4 de septiembre de 2019

*CFP* “CREATIVE IDENTITIES IN TRANSITION: HIGHER MUSIC EDUCATION & EMPLOYABILITY IN THE 21ST CENTURY”, CONFERENCE


27–29 February 2020
Austria


Higher music education institutions aim at helping students to acquire skills and knowledge and to develop specific personal attributes to negotiate the initial stages of their careers as musicians and to attain employability and life-long learning. However, the learning cultures and practices of artistic valuation at music universities and conservatoires are hardly explored and employability is poorly defined and hard to measure, especially in the face of changing relations between study and work. These changes include, for example, individualisation processes, a growing number of music graduates competing for work and a decrease of publicly funded orchestras in many European countries. The process of becoming a musician is thus not simply about sequentially passing through particular stages of development. Rather, it entails the negotiation of significant and complex rites of passages increasingly associated with a heightened responsibility for constructing one’s own career and identity. Moreover, transitions from study to working life are shaped by gender, race, class and sexuality and include dilemmas in weaving together established normative and personal meanings. As a result, career trajectories remain, in many cases, “permanently transitional”.

For musicians, pursuing creative pleasures and advancing a career also means to develop various strategies to respond to the precarious character of musical labour and to negotiate established notions of achievement and success set by academia and the wider community of musicians and audiences. These strategies include, among others, the promotion of the neoliberal ideal of the entrepreneurial self, extensive social networking and the holding of multiple jobs to sustain livelihood and cultural production. However, musicians and artists have also established initiatives such as “Help Musicians UK”, #MeToo, “Time’s Up”, “We Have Voice” or “art but fair”. These initiatives encourage discussions around musical labour, fight discrimination and exposure to racism, sexism and homo-/transphobia and aim at bringing about social change within music labour markets and in broader society.

The conference seeks to address the following three thematic streams and welcomes proposals from any perspective and using any methodology. 
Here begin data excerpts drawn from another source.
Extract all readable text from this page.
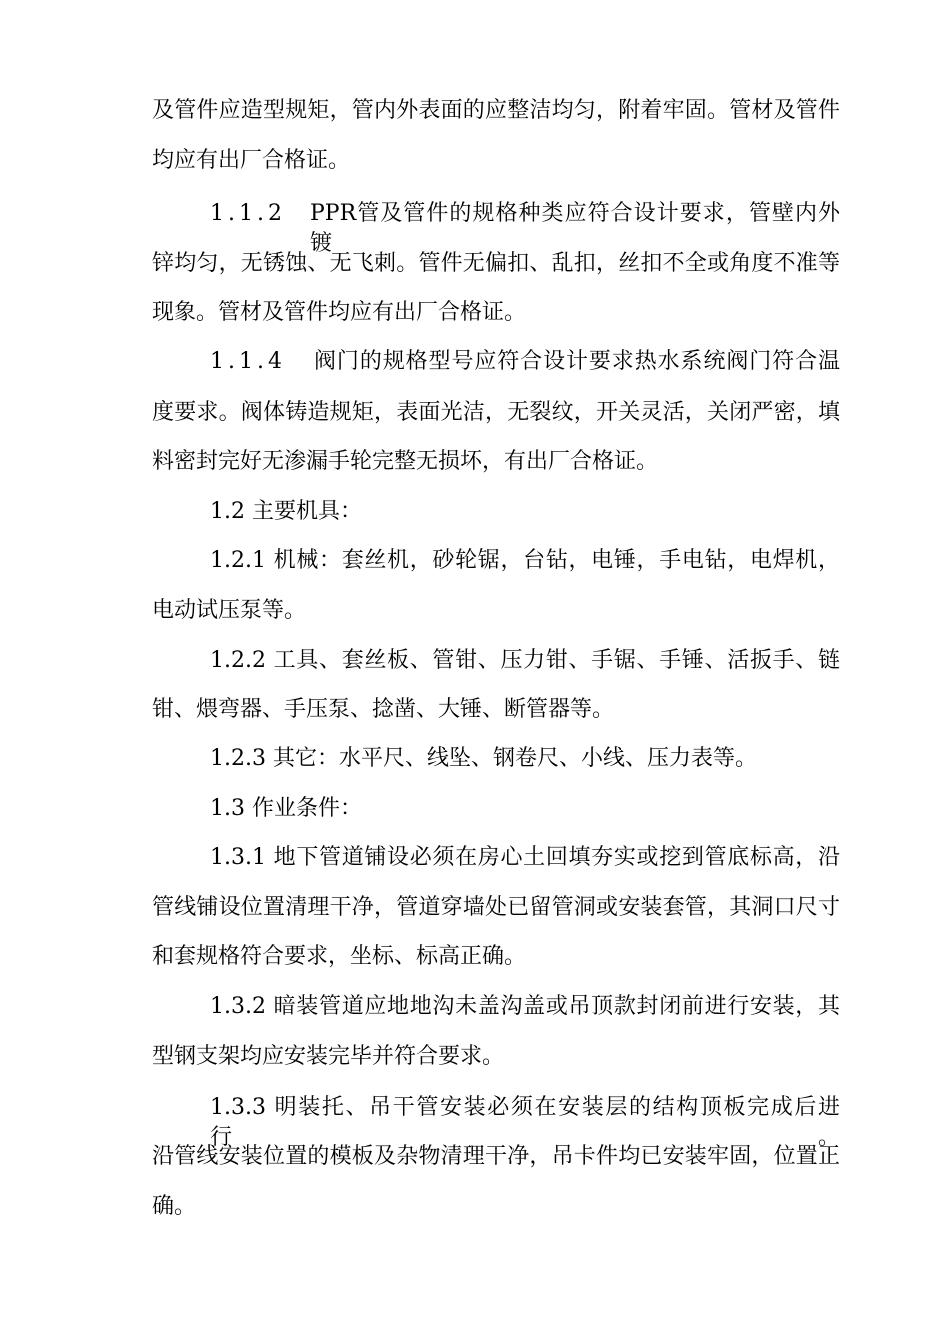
及管件应造型规矩，管内外表面的应整洁均匀，附着牢固。管材及管件

均应有出厂合格证。

1.1.2

PPR管及管件的规格种类应符合设计要求，管壁内外镀

锌均匀，无锈蚀、无飞刺。管件无偏扣、乱扣，丝扣不全或角度不准等

现象。管材及管件均应有出厂合格证。

1.1.4

阀门的规格型号应符合设计要求热水系统阀门符合温

度要求。阀体铸造规矩，表面光洁，无裂纹，开关灵活，关闭严密，填

料密封完好无渗漏手轮完整无损坏，有出厂合格证。

1.2 主要机具：

1.2.1 机械：套丝机，砂轮锯，台钻，电锤，手电钻，电焊机，

电动试压泵等。

1.2.2 工具、套丝板、管钳、压力钳、手锯、手锤、活扳手、链

钳、煨弯器、手压泵、捻凿、大锤、断管器等。

1.2.3 其它：水平尺、线坠、钢卷尺、小线、压力表等。

1.3 作业条件：

1.3.1 地下管道铺设必须在房心土回填夯实或挖到管底标高，沿

管线铺设位置清理干净，管道穿墙处已留管洞或安装套管，其洞口尺寸

和套规格符合要求，坐标、标高正确。

1.3.2 暗装管道应地地沟未盖沟盖或吊顶款封闭前进行安装，其

型钢支架均应安装完毕并符合要求。

1.3.3 明装托、吊干管安装必须在安装层的结构顶板完成后进行。

沿管线安装位置的模板及杂物清理干净，吊卡件均已安装牢固，位置正

确。
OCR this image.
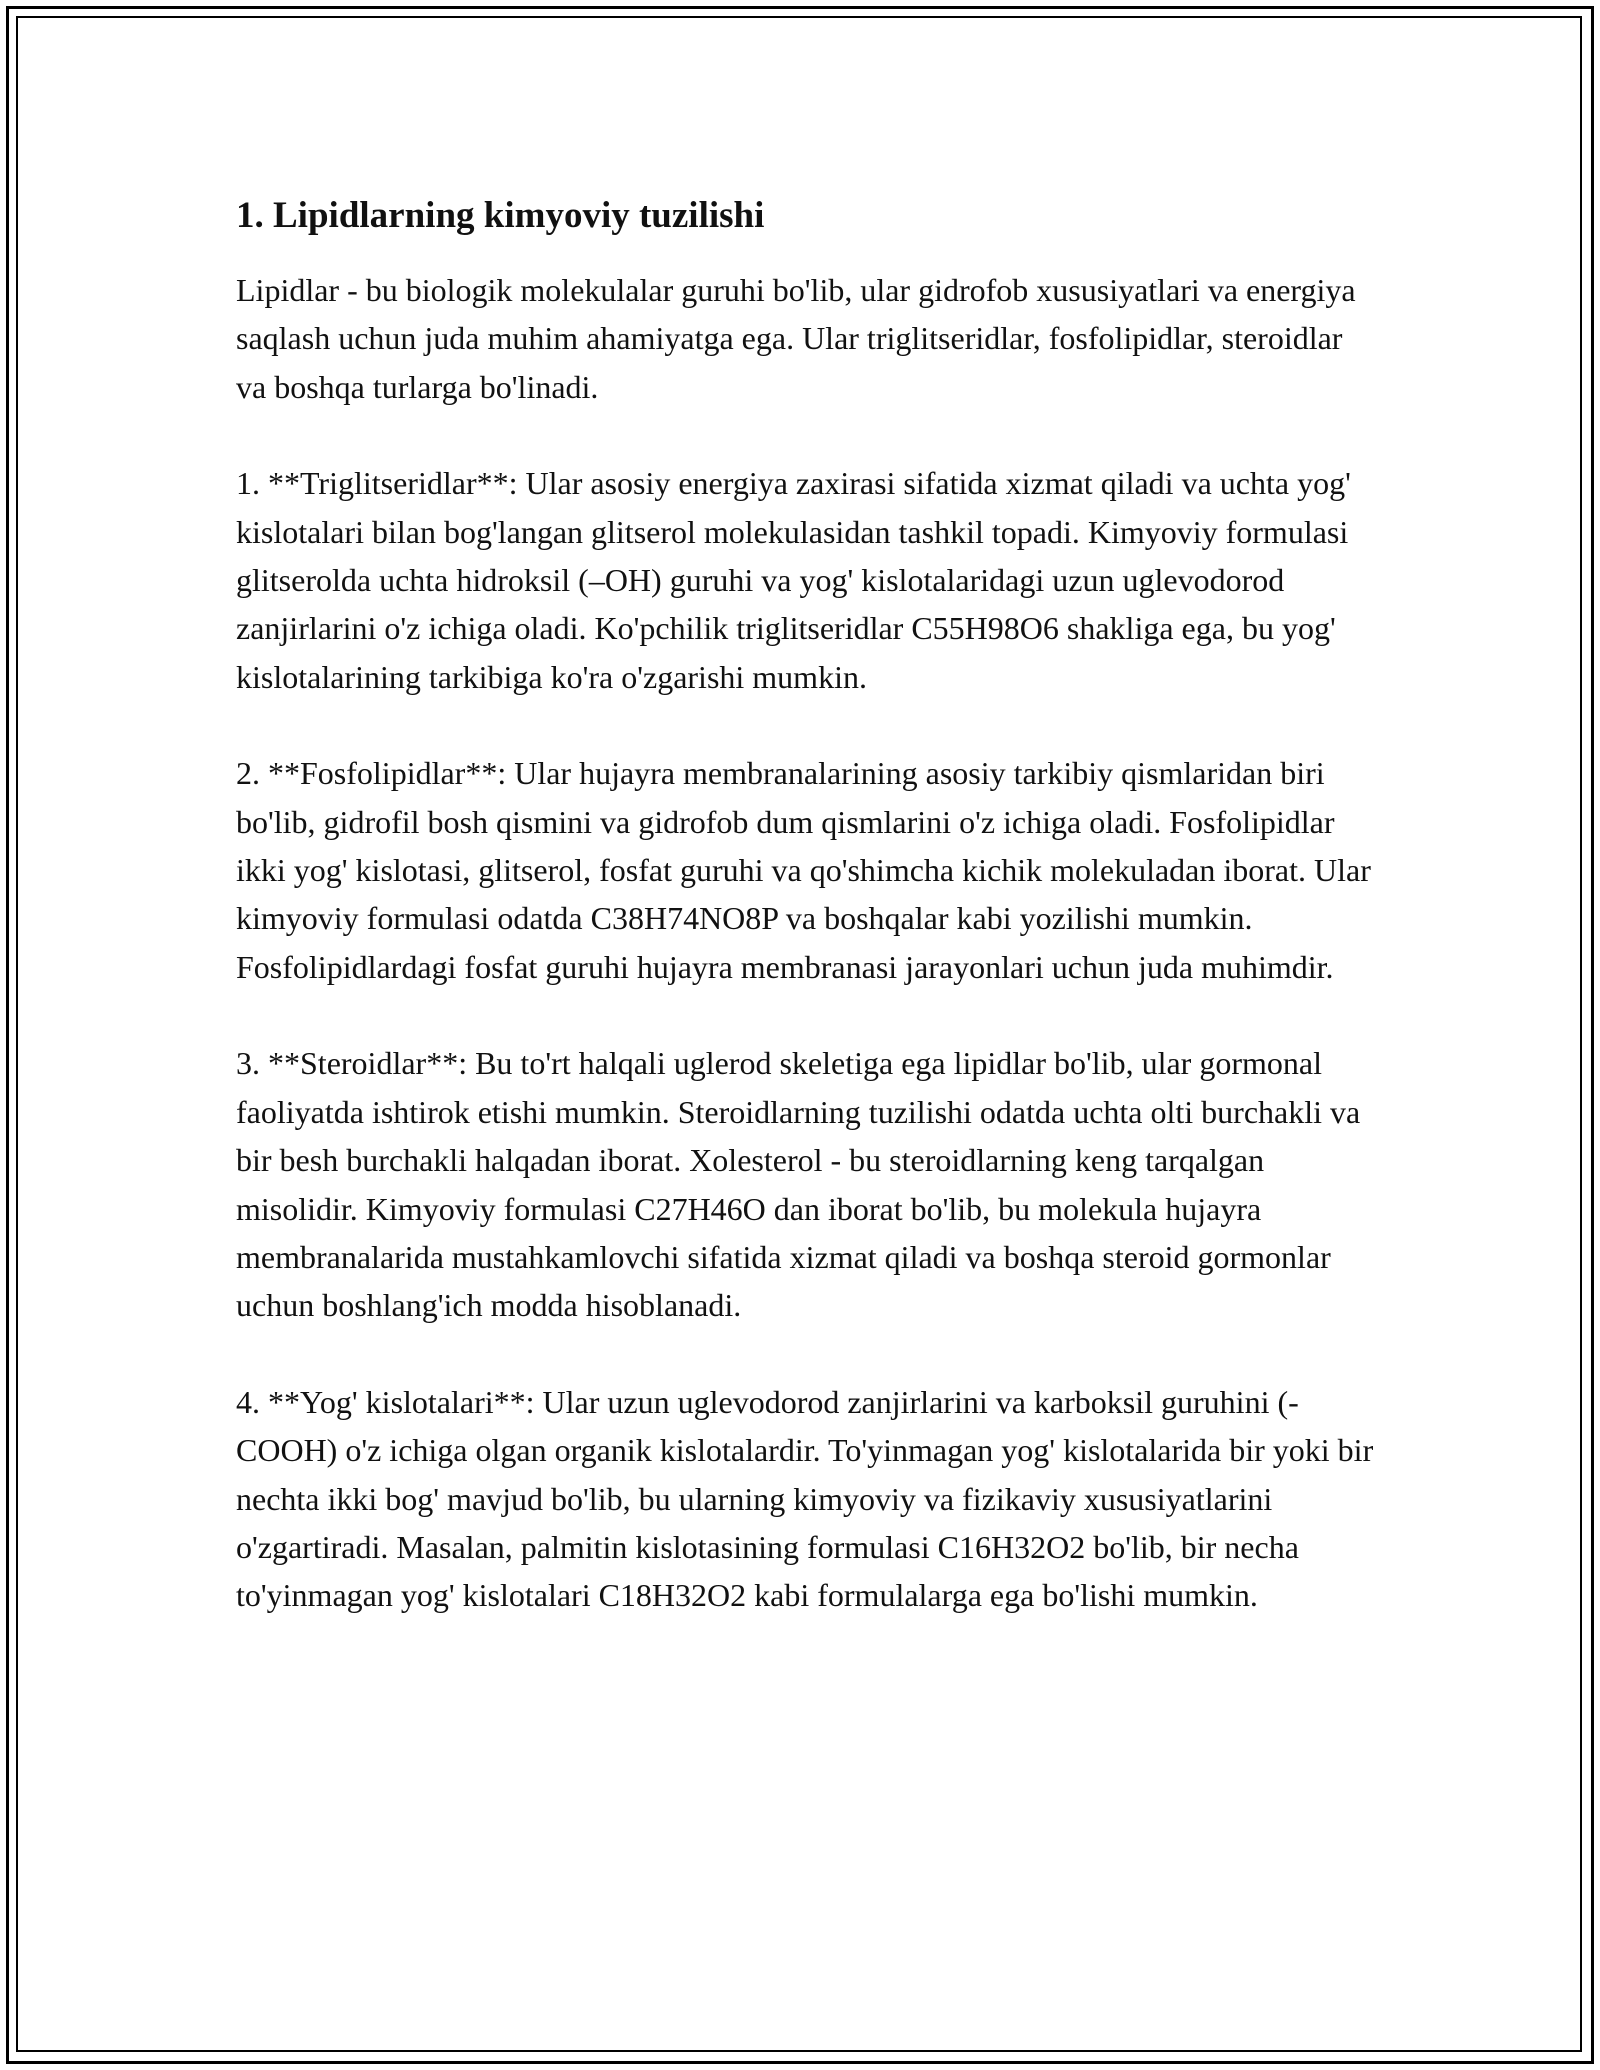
1. Lipidlarning kimyoviy tuzilishi

Lipidlar - bu biologik molekulalar guruhi bo'lib, ular gidrofob xususiyatlari va energiya saqlash uchun juda muhim ahamiyatga ega. Ular triglitseridlar, fosfolipidlar, steroidlar va boshqa turlarga bo'linadi.

1. **Triglitseridlar**: Ular asosiy energiya zaxirasi sifatida xizmat qiladi va uchta yog' kislotalari bilan bog'langan glitserol molekulasidan tashkil topadi. Kimyoviy formulasi glitserolda uchta hidroksil (–OH) guruhi va yog' kislotalaridagi uzun uglevodorod zanjirlarini o'z ichiga oladi. Ko'pchilik triglitseridlar C55H98O6 shakliga ega, bu yog' kislotalarining tarkibiga ko'ra o'zgarishi mumkin.

2. **Fosfolipidlar**: Ular hujayra membranalarining asosiy tarkibiy qismlaridan biri bo'lib, gidrofil bosh qismini va gidrofob dum qismlarini o'z ichiga oladi. Fosfolipidlar ikki yog' kislotasi, glitserol, fosfat guruhi va qo'shimcha kichik molekuladan iborat. Ular kimyoviy formulasi odatda C38H74NO8P va boshqalar kabi yozilishi mumkin. Fosfolipidlardagi fosfat guruhi hujayra membranasi jarayonlari uchun juda muhimdir.

3. **Steroidlar**: Bu to'rt halqali uglerod skeletiga ega lipidlar bo'lib, ular gormonal faoliyatda ishtirok etishi mumkin. Steroidlarning tuzilishi odatda uchta olti burchakli va bir besh burchakli halqadan iborat. Xolesterol - bu steroidlarning keng tarqalgan misolidir. Kimyoviy formulasi C27H46O dan iborat bo'lib, bu molekula hujayra membranalarida mustahkamlovchi sifatida xizmat qiladi va boshqa steroid gormonlar uchun boshlang'ich modda hisoblanadi.

4. **Yog' kislotalari**: Ular uzun uglevodorod zanjirlarini va karboksil guruhini (-COOH) o'z ichiga olgan organik kislotalardir. To'yinmagan yog' kislotalarida bir yoki bir nechta ikki bog' mavjud bo'lib, bu ularning kimyoviy va fizikaviy xususiyatlarini o'zgartiradi. Masalan, palmitin kislotasining formulasi C16H32O2 bo'lib, bir necha to'yinmagan yog' kislotalari C18H32O2 kabi formulalarga ega bo'lishi mumkin.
Topics include but are not limited to:

Higher Music Education
  • Progressive developments of curricula and study programmes in response to the ever-changing music profession in the 21st century
  • Learning cultures at higher music education institutions, including skill and knowledge acquisition
  • Valuation of music performances at entry exams and recitals
  • (Re-)Production of musical hierarchies among students and staff
  • Gendered career aspirations of music students
  • Persistence of racialised and classed notions of musical talent and excellence at higher music education institutions
  • Post-colonial and feminist/queer initiatives at music universities and conservatoires that address the effects of colonialism, practices of exclusion and ambivalent inclusion at the level of students and staff and create spaces for discussion and cultures of solidarity

 Transitions
  •  Transitions from study to work, rites of passages and employability
  • Career trajectories that remain “permanently transitional”
  • Agency, identity work and developing musicianship
  • Strategies to combine study, work and creative pleasures
  • Transitions of music students and graduates in the context of recent migration movements
  • Non-normative rites of passages embarked by music students and graduates

Music Labour Markets
  • Trends within music labour markets (e.g. western art music, jazz, rock/pop), including horizontal and vertical segregation
  • Dimensions and demands for developing diverse forms of careers (e.g. portfolio careers, DIY careers, stable careers)
  • Musicians as entrepreneurial subjects
  • Self-representations of musicians in digital space
  • Networking and self-promotion in the context of post-feminism and post-racialism
  • Queer practices of musical labour, including alternative career trajectories
  • Political struggles against precarious working conditions
  • Anti-racist and feminist/queer activism fighting inequalities


Abstracts should include theoretical framework, conceptualisations, methodology and show reference to the conference topic. Please also include a key word line.

Please submit your abstracts (max. 300 words) for papers and panels, including a short biography (max. 100 words) and institutional affiliation, in English language until 6 October 2019 to Rainer Prokop, (prokop@mdw.ac.at).

Decisions on the acceptance of proposals will be announced at the beginning of November 2019.